Introduction
Challenges for Kernel Devs
Developing highly optimized CUDA kernels for modern GPU architectures requires more than just algorithmic efficiency. It demands a precise understanding of how the underlying hardware translates and executes PTX instructions. To write truly hardware-centric, high-performance code, developers must be able to conceptualize how every line of CUDA C++ maps to physical execution units and memory hierarchies.
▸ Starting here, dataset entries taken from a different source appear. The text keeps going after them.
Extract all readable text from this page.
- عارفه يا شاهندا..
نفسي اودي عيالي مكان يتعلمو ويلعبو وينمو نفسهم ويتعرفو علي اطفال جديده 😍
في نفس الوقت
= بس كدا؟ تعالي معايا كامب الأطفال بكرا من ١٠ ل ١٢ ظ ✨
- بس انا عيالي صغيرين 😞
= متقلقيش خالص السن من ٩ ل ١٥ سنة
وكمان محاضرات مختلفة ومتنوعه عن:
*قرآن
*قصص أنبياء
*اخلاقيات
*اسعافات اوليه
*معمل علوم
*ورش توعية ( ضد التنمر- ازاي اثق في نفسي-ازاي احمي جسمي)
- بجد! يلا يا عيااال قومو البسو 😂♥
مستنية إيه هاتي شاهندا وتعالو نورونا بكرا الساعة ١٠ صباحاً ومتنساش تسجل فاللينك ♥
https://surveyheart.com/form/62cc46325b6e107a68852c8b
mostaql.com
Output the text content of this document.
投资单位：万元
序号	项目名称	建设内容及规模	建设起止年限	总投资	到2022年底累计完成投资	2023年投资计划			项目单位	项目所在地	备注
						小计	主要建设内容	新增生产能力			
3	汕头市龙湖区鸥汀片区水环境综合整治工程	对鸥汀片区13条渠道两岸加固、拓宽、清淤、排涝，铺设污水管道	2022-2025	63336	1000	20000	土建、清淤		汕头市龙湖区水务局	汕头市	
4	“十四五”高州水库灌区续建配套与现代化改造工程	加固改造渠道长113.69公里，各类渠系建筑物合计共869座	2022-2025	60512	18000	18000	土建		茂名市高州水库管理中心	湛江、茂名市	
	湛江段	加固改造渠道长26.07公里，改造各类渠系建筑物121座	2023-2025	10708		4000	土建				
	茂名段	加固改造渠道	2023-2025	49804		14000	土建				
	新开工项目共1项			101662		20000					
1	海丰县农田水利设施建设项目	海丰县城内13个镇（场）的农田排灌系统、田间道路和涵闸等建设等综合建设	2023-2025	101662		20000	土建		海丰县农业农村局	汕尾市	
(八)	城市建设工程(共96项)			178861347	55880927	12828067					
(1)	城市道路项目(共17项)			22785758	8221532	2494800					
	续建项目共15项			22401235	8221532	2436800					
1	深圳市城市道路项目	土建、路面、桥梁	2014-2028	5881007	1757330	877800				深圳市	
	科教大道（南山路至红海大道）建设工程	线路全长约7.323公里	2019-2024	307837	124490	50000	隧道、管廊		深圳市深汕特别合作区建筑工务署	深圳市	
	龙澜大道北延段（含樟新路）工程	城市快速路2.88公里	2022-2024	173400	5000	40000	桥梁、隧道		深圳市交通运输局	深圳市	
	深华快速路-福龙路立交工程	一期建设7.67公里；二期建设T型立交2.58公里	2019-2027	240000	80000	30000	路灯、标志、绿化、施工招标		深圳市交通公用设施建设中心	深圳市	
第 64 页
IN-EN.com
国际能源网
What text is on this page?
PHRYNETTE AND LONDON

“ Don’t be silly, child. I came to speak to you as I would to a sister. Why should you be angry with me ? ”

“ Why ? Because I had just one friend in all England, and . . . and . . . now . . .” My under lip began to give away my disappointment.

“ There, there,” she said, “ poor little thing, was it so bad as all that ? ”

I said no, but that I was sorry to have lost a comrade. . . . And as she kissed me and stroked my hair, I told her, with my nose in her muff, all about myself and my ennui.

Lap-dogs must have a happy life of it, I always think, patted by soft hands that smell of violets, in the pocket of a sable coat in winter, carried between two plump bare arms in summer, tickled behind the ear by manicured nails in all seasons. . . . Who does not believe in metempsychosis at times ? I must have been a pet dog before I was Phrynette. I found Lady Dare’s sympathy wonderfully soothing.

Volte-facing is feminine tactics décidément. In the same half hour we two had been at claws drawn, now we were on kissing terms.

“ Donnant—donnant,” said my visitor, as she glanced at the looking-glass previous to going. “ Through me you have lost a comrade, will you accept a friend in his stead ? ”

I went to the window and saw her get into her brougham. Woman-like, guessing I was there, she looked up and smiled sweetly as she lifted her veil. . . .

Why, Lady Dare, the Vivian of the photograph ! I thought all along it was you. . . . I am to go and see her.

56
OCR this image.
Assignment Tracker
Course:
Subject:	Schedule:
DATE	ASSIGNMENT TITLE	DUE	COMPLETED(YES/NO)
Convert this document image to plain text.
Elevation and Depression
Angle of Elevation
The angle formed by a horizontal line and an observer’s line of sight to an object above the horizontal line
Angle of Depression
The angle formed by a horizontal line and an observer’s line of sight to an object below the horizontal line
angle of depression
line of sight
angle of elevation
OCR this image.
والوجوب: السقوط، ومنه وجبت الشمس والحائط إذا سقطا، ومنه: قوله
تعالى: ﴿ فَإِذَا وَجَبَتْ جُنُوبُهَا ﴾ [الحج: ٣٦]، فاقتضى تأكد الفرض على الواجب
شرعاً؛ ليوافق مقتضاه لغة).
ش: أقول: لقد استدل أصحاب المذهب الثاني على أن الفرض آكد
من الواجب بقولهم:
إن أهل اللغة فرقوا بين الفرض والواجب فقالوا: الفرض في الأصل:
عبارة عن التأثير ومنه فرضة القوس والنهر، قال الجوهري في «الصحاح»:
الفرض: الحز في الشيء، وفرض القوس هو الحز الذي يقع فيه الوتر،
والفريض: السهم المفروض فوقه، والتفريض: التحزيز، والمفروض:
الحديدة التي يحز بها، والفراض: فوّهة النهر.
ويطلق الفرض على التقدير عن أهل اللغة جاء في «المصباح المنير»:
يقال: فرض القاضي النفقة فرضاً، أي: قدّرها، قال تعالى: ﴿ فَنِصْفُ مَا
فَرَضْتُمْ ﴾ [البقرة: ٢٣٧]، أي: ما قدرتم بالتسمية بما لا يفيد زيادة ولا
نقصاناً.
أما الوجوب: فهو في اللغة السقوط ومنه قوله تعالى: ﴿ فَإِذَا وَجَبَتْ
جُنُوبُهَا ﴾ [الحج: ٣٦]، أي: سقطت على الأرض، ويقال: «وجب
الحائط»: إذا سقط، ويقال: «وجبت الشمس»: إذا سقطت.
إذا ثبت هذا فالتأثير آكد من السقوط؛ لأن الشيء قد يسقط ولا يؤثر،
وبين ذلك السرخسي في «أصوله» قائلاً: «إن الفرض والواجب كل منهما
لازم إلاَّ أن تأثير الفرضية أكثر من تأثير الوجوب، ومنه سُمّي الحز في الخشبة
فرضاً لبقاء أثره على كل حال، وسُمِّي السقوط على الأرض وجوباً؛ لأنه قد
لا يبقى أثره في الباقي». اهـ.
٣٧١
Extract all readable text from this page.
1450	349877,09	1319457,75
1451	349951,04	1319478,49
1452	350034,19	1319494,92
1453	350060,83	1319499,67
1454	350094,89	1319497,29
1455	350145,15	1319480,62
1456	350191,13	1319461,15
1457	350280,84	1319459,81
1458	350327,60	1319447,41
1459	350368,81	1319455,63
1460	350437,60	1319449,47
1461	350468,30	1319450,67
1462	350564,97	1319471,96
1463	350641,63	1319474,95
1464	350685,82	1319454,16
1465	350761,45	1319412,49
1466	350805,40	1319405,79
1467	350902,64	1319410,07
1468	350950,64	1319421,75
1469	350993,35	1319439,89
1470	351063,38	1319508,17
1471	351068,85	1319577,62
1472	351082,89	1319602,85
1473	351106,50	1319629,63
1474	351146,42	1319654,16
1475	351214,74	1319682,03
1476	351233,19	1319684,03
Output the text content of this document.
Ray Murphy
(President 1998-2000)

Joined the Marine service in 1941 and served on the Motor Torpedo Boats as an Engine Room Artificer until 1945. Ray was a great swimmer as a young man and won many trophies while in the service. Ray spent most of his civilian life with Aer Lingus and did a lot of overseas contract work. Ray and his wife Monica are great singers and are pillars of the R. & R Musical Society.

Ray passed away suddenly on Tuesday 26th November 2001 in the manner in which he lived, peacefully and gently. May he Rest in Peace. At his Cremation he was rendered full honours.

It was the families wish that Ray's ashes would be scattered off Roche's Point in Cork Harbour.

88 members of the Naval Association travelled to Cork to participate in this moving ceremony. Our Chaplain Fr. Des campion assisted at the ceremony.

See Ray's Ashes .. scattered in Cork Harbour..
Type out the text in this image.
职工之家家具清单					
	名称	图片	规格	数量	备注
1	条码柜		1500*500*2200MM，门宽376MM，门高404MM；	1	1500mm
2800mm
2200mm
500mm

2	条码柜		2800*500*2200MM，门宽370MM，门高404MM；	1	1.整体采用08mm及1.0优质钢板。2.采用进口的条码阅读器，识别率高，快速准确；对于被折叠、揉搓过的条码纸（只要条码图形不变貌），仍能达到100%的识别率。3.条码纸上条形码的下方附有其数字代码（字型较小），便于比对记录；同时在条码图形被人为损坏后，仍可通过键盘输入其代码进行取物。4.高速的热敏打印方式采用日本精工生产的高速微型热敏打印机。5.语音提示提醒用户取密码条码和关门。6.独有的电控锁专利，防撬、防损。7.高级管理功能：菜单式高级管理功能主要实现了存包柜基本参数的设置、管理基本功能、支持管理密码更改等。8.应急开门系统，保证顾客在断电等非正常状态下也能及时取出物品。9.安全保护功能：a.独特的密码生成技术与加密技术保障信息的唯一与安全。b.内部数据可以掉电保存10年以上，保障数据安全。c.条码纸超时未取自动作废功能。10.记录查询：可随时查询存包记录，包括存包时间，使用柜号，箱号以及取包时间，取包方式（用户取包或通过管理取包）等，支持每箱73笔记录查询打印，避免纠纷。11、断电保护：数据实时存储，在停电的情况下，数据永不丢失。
While official resources like the CUDA C++ Programming Guide, the Best Practices Guide, and architecture whitepapers provide an essential foundation, they purposefully abstract away low-level mechanisms and details. Consequently, developers seeking an in-depth understanding of the hardware are often forced to piece together fragmented information scattered across reverse-engineering analyses, disparate technical blogs, and sub-component specifications like HBM standards.
Primary Goal
This knowledge base is built to bridge that gap. It consolidates these widely dispersed, low-level hardware details into a single, structured resource. The objective is to
- provide CUDA or CUTLASS/CuTe developers with convenient hardware references
- and contribute to the broader HPC community.
A Note from the editor: This knowledge base is optimized for hardware details. Please refer to official CUDA docs for any mentioned programming concepts, such as CUDA Graphs and thread hierarchy.